In the information age, lack of Internet access can soon cause tempers to fray. The Internet Governance Forum, a UN summit on the political aspects of the web that took place in Athens in November 2006, is a case in point.
Matters were not helped by the lack of Internet access for delegates. But the real arguments kicked off when a Chinese government official flatly denied its role in censoring the web.
“In China, we don’t have software blocking Internet sites.

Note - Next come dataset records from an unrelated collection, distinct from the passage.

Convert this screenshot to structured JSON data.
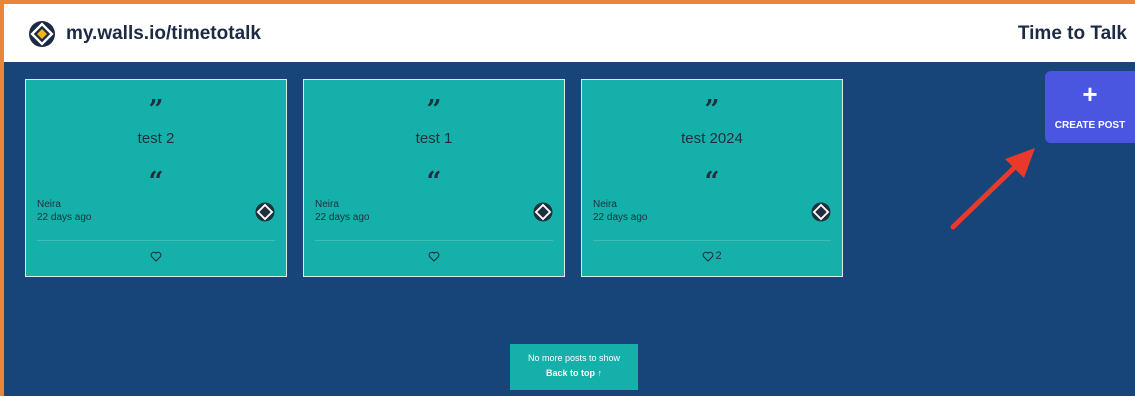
{
  "header": {
    "site_url": "my.walls.io/timetotalk",
    "wall_title": "Time to Talk"
  },
  "posts": [
    {
      "text": "test 2",
      "author": "Neira",
      "time": "22 days ago",
      "likes": ""
    },
    {
      "text": "test 1",
      "author": "Neira",
      "time": "22 days ago",
      "likes": ""
    },
    {
      "text": "test 2024",
      "author": "Neira",
      "time": "22 days ago",
      "likes": "2"
    }
  ],
  "quote_marks": {
    "close": "”",
    "open": "“"
  },
  "create_post": {
    "plus": "+",
    "label": "CREATE POST"
  },
  "footer": {
    "message": "No more posts to show",
    "back_to_top": "Back to top ↑"
  },
  "colors": {
    "wall_bg": "#17457a",
    "card_bg": "#15b0aa",
    "button_bg": "#4a55e0",
    "frame_accent": "#e8873c",
    "arrow": "#e8392b"
  },
  "icons": [
    "walls-logo-icon",
    "walls-badge-icon",
    "heart-icon",
    "plus-icon",
    "arrow-up-icon",
    "annotation-arrow"
  ]
}
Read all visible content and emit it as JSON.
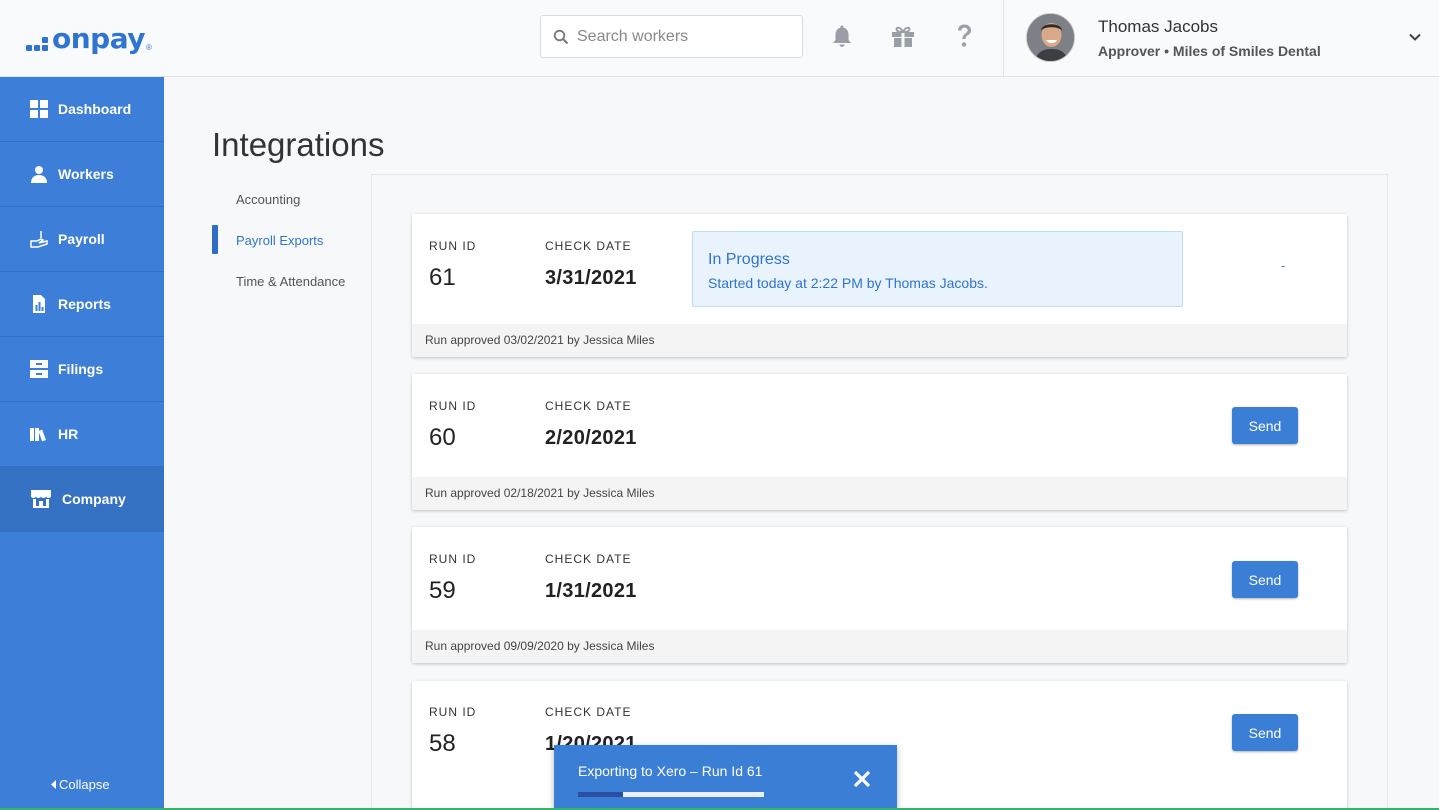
{
  "header": {
    "logo_text": "onpay",
    "logo_mark": "®",
    "search_placeholder": "Search workers",
    "icons": [
      "search-icon",
      "bell-icon",
      "gift-icon",
      "question-icon",
      "chevron-down-icon"
    ],
    "user_name": "Thomas Jacobs",
    "user_role": "Approver • Miles of Smiles Dental"
  },
  "sidebar": {
    "items": [
      {
        "label": "Dashboard",
        "icon": "dashboard-icon"
      },
      {
        "label": "Workers",
        "icon": "workers-icon"
      },
      {
        "label": "Payroll",
        "icon": "payroll-icon"
      },
      {
        "label": "Reports",
        "icon": "reports-icon"
      },
      {
        "label": "Filings",
        "icon": "filings-icon"
      },
      {
        "label": "HR",
        "icon": "hr-icon"
      },
      {
        "label": "Company",
        "icon": "company-icon",
        "active": true
      }
    ],
    "collapse_label": "Collapse"
  },
  "main": {
    "title": "Integrations",
    "subnav": [
      {
        "label": "Accounting"
      },
      {
        "label": "Payroll Exports",
        "active": true
      },
      {
        "label": "Time & Attendance"
      }
    ],
    "col_run_id": "RUN ID",
    "col_check_date": "CHECK DATE",
    "runs": [
      {
        "run_id": "61",
        "check_date": "3/31/2021",
        "footer": "Run approved 03/02/2021 by Jessica Miles",
        "status_title": "In Progress",
        "status_sub": "Started today at 2:22 PM by Thomas Jacobs.",
        "action": "-"
      },
      {
        "run_id": "60",
        "check_date": "2/20/2021",
        "footer": "Run approved 02/18/2021 by Jessica Miles",
        "action": "Send"
      },
      {
        "run_id": "59",
        "check_date": "1/31/2021",
        "footer": "Run approved 09/09/2020 by Jessica Miles",
        "action": "Send"
      },
      {
        "run_id": "58",
        "check_date": "1/20/2021",
        "action": "Send"
      }
    ]
  },
  "toast": {
    "text": "Exporting to Xero – Run Id 61",
    "progress": 0.24
  },
  "colors": {
    "brand": "#2f74d0",
    "sidebar": "#3d7fd8",
    "button": "#3a7fd5",
    "progress_bg": "#e8f3fd"
  }
}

Sometimes we have trouble accessing them, but that’s a different problem,” he said.
This flies in the face of a report by the Open Net initiative, examining China’s Internet censorship policy during 2004 and 2005. “China’s Internet-filtering regime is the most sophisticated effort of its kind in the world,” the report’s authors concluded.
At the summit, human rights organisations tried to call technology companies to account for their part in the alleged censorship of online material by governments such as China’s, only to be met with further denials.
At one point Julien Pain of media activism group Reporters Without Borders stormed the stage with laptop in hand and forced Cisco senior director Art Reilly to look at an online brochure from the company advertising exactly the kind of technology that could be used to control the content available on the Internet. “You sold technology to Chinese police,” he said.
Reilly refuted the accusation of collusion with oppressive regimes, saying that the product had been sold all over the world to all kinds of organisations.
Microsoft’ legal counsel, Fred Tipson, meanwhile was defiant, telling the conference that if anything his company’s software was improving information access in countries such as China.